If, as copyright owner, that's not good enough: don't put your stuff on the web or plaster it with a copyright notice. That's the reality.

Reality, meet another one - from the "massive" link in post.

Additionally, some images from Etsy users that had watermarks or copyright notices on them were found to have been tampered with to removed the watermark or copyright notice.
posted by dabitch at 11:39 AM on January 11, 2009


"Additionally, some images from Etsy users that had watermarks or copyright notices on them were found to have been tampered with to removed the watermark or copyright notice."
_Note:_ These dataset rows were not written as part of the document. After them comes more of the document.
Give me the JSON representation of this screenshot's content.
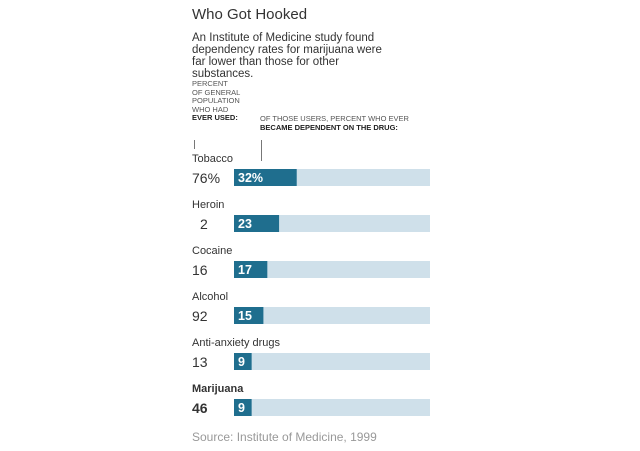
{
  "title": "Who Got Hooked",
  "intro": "An Institute of Medicine study found dependency rates for marijuana were far lower than those for other substances.",
  "header_left": {
    "line1": "PERCENT",
    "line2": "OF GENERAL",
    "line3": "POPULATION",
    "line4": "WHO HAD",
    "bold": "EVER USED:"
  },
  "header_right": {
    "line1": "OF THOSE USERS, PERCENT WHO EVER",
    "bold": "BECAME DEPENDENT ON THE DRUG:"
  },
  "source": "Source: Institute of Medicine, 1999",
  "colors": {
    "bar": "#1f6e8e",
    "track": "#cfe0ea",
    "text": "#333333"
  },
  "chart_data": {
    "type": "bar",
    "title": "Who Got Hooked",
    "categories": [
      "Tobacco",
      "Heroin",
      "Cocaine",
      "Alcohol",
      "Anti-anxiety drugs",
      "Marijuana"
    ],
    "ever_used_percent": [
      76,
      2,
      16,
      92,
      13,
      46
    ],
    "ever_used_labels": [
      "76%",
      "2",
      "16",
      "92",
      "13",
      "46"
    ],
    "series": [
      {
        "values": [
          32,
          23,
          17,
          15,
          9,
          9
        ],
        "labels": [
          "32%",
          "23",
          "17",
          "15",
          "9",
          "9"
        ]
      }
    ],
    "highlight": "Marijuana",
    "xlim": [
      0,
      100
    ]
  }
}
So now it's a derivative work.
posted by ChurchHatesTucker at 7:37 PM on January 11, 2009


--been tampered with to removed the watermark or copyright notice--

No doubt. It's a risk one runs. I admit I've done it - removed copyright notices - but I try to restrict myself to copyright free material that has false notices, ie. pre-1923. In either case I try to be careful about identifying origins/owners/URLs. To the best of my recall I've only had one specific complaint about my m.o. and it was more to do with strongarming the image URL than with 'theft' per se (yet they didn't take up my offer to remove the material). But then, I should probably have recused myself from this discussion; I have much more than a passing interest in this general topic so anything I say should be closely scrutinised if not discounted. I do still think we need a code of conduct 'policy-central' with blog badges and logos etc to promote 'reasonable behaviour'.